The mechanism follows a predictable four-stage sequence (Figure F).[3][4] The system produces output that sounds authoritative and complete. That perceived completeness assigns trust: verification begins to feel redundant. Once scrutiny drops, the assumptions embedded in the output go unnamed. The failure does not surface immediately: it compounds quietly and emerges later, at greater cost, precisely because the confidence of the earlier output suppressed the friction that might have caught it sooner.
These questions point toward a practical distinction that practitioners can apply immediately: the difference between tools that retrieve and tools that build. A retrieval-focused tool matches your client's inputs against preexisting categories: symptom clusters, risk scores, and intervention libraries. A depth-focused tool, by contrast, uses each session to refine an evolving model of this person's cognitive architecture. The former is faster. The latter is more likely to produce the kind of compounding outcomes that Shedler's evidence review documents.
In vendor or procurement conversations, three operational questions can expose which type you are actually evaluating. First: does the system maintain a persistent, specific to the individual record across sessions, or does each session begin without context? Second: can the system surface the reasoning behind a generated insight, specifically, which prior inputs or patterns led to it?
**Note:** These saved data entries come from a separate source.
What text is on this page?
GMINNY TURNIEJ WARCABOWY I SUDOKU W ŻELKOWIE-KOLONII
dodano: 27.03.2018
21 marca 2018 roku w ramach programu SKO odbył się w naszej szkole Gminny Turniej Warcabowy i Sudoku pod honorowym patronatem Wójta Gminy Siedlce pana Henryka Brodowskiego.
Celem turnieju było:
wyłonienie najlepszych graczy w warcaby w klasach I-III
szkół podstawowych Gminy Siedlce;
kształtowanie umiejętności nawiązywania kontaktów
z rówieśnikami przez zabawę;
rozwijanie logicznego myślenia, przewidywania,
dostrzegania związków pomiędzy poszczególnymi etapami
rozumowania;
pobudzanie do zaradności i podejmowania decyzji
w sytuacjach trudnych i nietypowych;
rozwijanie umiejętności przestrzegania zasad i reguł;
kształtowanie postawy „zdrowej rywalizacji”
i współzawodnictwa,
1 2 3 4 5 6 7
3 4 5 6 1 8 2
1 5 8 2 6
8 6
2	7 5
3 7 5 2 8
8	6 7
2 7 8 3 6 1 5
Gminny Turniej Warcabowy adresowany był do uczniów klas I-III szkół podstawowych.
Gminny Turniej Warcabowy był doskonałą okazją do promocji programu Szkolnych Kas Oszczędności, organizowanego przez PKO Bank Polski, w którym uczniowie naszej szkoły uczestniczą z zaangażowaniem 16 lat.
Third: does the tool offer any mechanism for capturing material that the client could not access without prompting, such as structured reflection protocols, voice/tone input and assessment, or externalization tools and highly personalized prompts? A system that answers no to all three is a retrieval tool regardless of how it is marketed.
For organizations implementing AI in therapeutic or coaching contexts, the integration question is equally applicable. Current AI tools are most responsibly positioned where they extend the time between human sessions, not as a substitute for the therapeutic relationship, but as a structured holding environment that preserves continuity. The practitioner's role in designing what gets captured, how, and when is itself a clinical skill that no AI can replace.
The Right Question
The standard introduced at the outset, cura personalis, care for the full human being, proves, in practice, to be both a philosophical standard and a design requirement. The question is whether the tools we build can meet it. The future belongs to humans who bring something irreducibly their own. AI is the delivery mechanism. And the most important question we can ask of any AI tool is a simple one: does it amplify your distinctive perspective, or dissolve it into the average?